Why I didn’t Wanted A Dog

For years I didn’t wanted a dog! Its not that I don’t like animals, but only lately I have found out the true reason why. Not, it’s not the hours of exercise and caring that I had to get use to-although that was a concern, a more deeper reason bothered me. I found out that the fear of one day loosing our beloved pet was the real motive of resisting that thought. The heartache and pain that that event would cause to our family made me resist that idea. 

We do the exact same thing with our friendships. We are afraid of building deep friendships for fear of getting hurt by friends or they leaving us. We refuse to love because love can be crushing. We forsake our dreams our deepest desires because hope has been deferred, disappointment is a bitter pill to swallow? So, we ‘take control’ of our lives by suffocating our hearts. By limiting our opportunities and reducing them to more ‘manageable’ ones.

We buy a goldfish, we love partially, we dream small…….. Then we wonder why with each passing day we extinguish a little. Why the spark of life gets dimmer and dimmer.

“The desires of good people lead straight to the best,” says the proverb.
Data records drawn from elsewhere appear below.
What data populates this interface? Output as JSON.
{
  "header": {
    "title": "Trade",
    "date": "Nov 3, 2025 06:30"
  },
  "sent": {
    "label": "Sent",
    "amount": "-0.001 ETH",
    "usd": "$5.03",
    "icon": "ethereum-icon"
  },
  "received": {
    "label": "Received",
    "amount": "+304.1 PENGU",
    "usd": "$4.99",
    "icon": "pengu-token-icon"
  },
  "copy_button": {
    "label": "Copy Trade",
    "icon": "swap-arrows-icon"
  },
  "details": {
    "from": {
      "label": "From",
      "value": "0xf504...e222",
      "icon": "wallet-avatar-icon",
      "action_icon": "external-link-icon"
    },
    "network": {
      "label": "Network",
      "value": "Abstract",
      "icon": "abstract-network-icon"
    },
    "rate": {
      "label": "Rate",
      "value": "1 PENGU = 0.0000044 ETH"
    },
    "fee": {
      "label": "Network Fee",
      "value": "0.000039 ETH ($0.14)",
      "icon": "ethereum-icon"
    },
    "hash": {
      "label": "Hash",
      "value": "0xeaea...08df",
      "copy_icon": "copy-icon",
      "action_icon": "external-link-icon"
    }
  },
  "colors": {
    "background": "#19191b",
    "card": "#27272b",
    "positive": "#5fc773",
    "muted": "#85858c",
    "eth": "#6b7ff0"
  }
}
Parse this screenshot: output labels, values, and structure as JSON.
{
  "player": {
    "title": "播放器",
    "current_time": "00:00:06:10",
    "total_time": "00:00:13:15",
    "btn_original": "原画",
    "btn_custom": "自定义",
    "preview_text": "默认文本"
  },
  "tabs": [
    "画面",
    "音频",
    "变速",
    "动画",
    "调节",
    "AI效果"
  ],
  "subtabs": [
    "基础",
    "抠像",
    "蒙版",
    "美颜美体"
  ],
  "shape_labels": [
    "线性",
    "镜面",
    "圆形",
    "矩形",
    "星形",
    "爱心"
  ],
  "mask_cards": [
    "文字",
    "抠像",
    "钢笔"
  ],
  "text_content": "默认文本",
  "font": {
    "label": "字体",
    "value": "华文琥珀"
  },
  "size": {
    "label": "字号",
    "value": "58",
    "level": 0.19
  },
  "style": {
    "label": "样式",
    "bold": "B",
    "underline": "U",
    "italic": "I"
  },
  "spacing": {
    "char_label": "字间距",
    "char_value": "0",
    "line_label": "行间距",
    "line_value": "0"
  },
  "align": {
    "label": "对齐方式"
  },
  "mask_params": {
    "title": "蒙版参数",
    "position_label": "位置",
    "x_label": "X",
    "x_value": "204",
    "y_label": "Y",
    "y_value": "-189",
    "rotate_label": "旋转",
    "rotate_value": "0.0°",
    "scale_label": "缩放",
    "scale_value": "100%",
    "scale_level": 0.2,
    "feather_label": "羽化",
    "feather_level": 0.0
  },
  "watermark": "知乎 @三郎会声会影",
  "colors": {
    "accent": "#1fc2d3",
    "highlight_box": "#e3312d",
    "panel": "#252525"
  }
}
That’s how we know if our hearts are open, if they are awake: by the nature of our desires. Do our desires lead us to the ‘good enough’ options for our lives? To  they lead us to  ‘acceptable’  ones? Or do they guide us to the best choices we can make for our lives?

If we sense our lives shrinking, closing in- would it be that we have reduced our desires, what we really long for to manageable sizes? Have we perhaps build a dam to contain them and keep them checked, safe?

If the answer is yes, can you feel the walls beginning to crack lately? Don’t be afraid! Let the dam burst. Let the excitement and life bubbling desires run through our hearts again and let us sprint wild with them.  “Ask and I will give you the nation” is what welcomes us to the other side. Desire expands our lives, despair shrinks them!